The HSBC-Markit manufacturing PMI for South Korea edged down below the 50-mark to 49.9 from 50.1 indicating a modest fall in manufacturing output as weaker domestic orders offset an increase in export orders. 

South Korea's exports rose 11.3% (y/y) in January, the most in 11 months, while imports grew 3.9%. South Korea's consumer price inflation edged up to 1.5% (y/y) in January from 1.4% in December, remaining well below the central bank's 2.5%-3.5% target range. On a month-on-month basis, consumer prices rose 0.6% (m/m).  
The HSBC-Markit PMI for the Czech Republic rose to 48.3 from a 41-month low of 46.0 in December, indicating a moderation in the pace of decline in manufacturing, as new export business with European markets fell at a weaker pace.
Developing EconomiesBrazil's industrial production declined 3.6% (y/y) in December driven by 14.7% fall in production of capital goods. On a monthly basis, industrial production remained unchanged in December after decreasing 1.3% in November. For the whole of 2012, industrial production decreased 2.7% (y/y).

Meanwhile, Brazil’s Markit/ HSBC manufacturing sector PMI increased to 53.2 in January from 51.1 in December, indicating a stronger performance of manufacturing industry at the start of the year.

China's official and Markit/HSBC PMIs both indicate a continued expansion of manufacturing sector, however the signals on the pace of expansion differ. The official PMI, which weakened to 50.4 in January from 50.6 in December, indicated a modest slowdown in manufacturing activity. Markit/HSBC PMI on the other hand indicated that Chinese manufacturing activity expanded at the fastest pace in two years in January, with the headline PMI rising to 52.3 in January from 51.5 in December.

Indonesia experienced a sharp 1.03% monthly increase in consumer price inflation as heavy floods pushed food prices up. On an annual basis, inflation accelerated to 4.57% (y/y) in January from 4.3% in December. Core inflation, however, eased to 4.3% (y/y) in January from 4.4% in December.

Indonesia's trade deficit declined to US$0.15billion in December from US$478billion million in November on slowing imports and weak exports. In December, Indonesia's exports declined by 9.8% on an annual basis and by 5.6% on a monthly basis and imports fell by 5.6% (y/y) and by 8.1% (m/m). For 2012 as a whole, Indonesia recorded a trade deficit of US$1.63 billion, as its commodity-led exports were hit by the global slowdown, while imports accelerated.
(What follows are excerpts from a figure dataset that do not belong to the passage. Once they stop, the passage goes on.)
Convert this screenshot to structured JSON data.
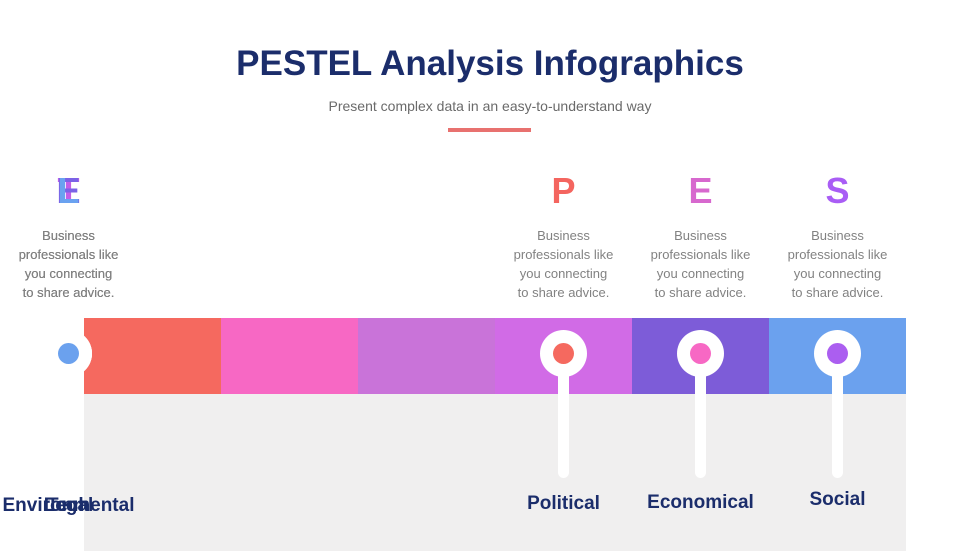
{
  "slide": {
    "title": "PESTEL Analysis Infographics",
    "subtitle": "Present complex data in an easy-to-understand way"
  },
  "colors": {
    "title_navy": "#1b2d6b",
    "label_navy": "#1b2d6b",
    "subtitle_gray": "#6a6a6a",
    "description_gray": "#828282",
    "divider_accent": "#e8716f",
    "panel_gray": "#f0efef",
    "background": "#ffffff",
    "marker_ring_white": "#ffffff"
  },
  "columns": [
    {
      "letter": "P",
      "letter_color": "#f4655f",
      "band_color": "#f5695f",
      "dot_color": "#f5695f",
      "label": "Political",
      "description": "Business professionals like you connecting to share advice.",
      "description_lines": [
        "Business",
        "professionals like",
        "you connecting",
        "to share advice."
      ]
    },
    {
      "letter": "E",
      "letter_color": "#d768ce",
      "band_color": "#f768c4",
      "dot_color": "#f768c4",
      "label": "Economical",
      "description": "Business professionals like you connecting to share advice.",
      "description_lines": [
        "Business",
        "professionals like",
        "you connecting",
        "to share advice."
      ]
    },
    {
      "letter": "S",
      "letter_color": "#a95df5",
      "band_color": "#c973d9",
      "dot_color": "#ab5ef0",
      "label": "Social",
      "description": "Business professionals like you connecting to share advice.",
      "description_lines": [
        "Business",
        "professionals like",
        "you connecting",
        "to share advice."
      ]
    },
    {
      "letter": "T",
      "letter_color": "#c25ee8",
      "band_color": "#d16be6",
      "dot_color": "#d16be6",
      "label": "Tech",
      "description": "Business professionals like you connecting to share advice.",
      "description_lines": [
        "Business",
        "professionals like",
        "you connecting",
        "to share advice."
      ]
    },
    {
      "letter": "E",
      "letter_color": "#7b62e6",
      "band_color": "#7d5cd8",
      "dot_color": "#7d5cd8",
      "label": "Environmental",
      "description": "Business professionals like you connecting to share advice.",
      "description_lines": [
        "Business",
        "professionals like",
        "you connecting",
        "to share advice."
      ]
    },
    {
      "letter": "L",
      "letter_color": "#6aa2f0",
      "band_color": "#6ba1ee",
      "dot_color": "#6ba1ee",
      "label": "Legal",
      "description": "Business professionals like you connecting to share advice.",
      "description_lines": [
        "Business",
        "professionals like",
        "you connecting",
        "to share advice."
      ]
    }
  ]
}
Total exports in 2012 fell 6.6% (y/y) to $190.04 billion, while imports rose 8.0% (y/y) to $191.67 billion.

CPI inflation eased to 2.65% (y/y) in January from 2.87% in December.

Thailand also saw its consumer price inflation moderating to 3.39% (y/y) in January from 3.63% in December with a 1.59% increase in core CPI, significantly below the central bank's 0.5%-3.0%.targeted range.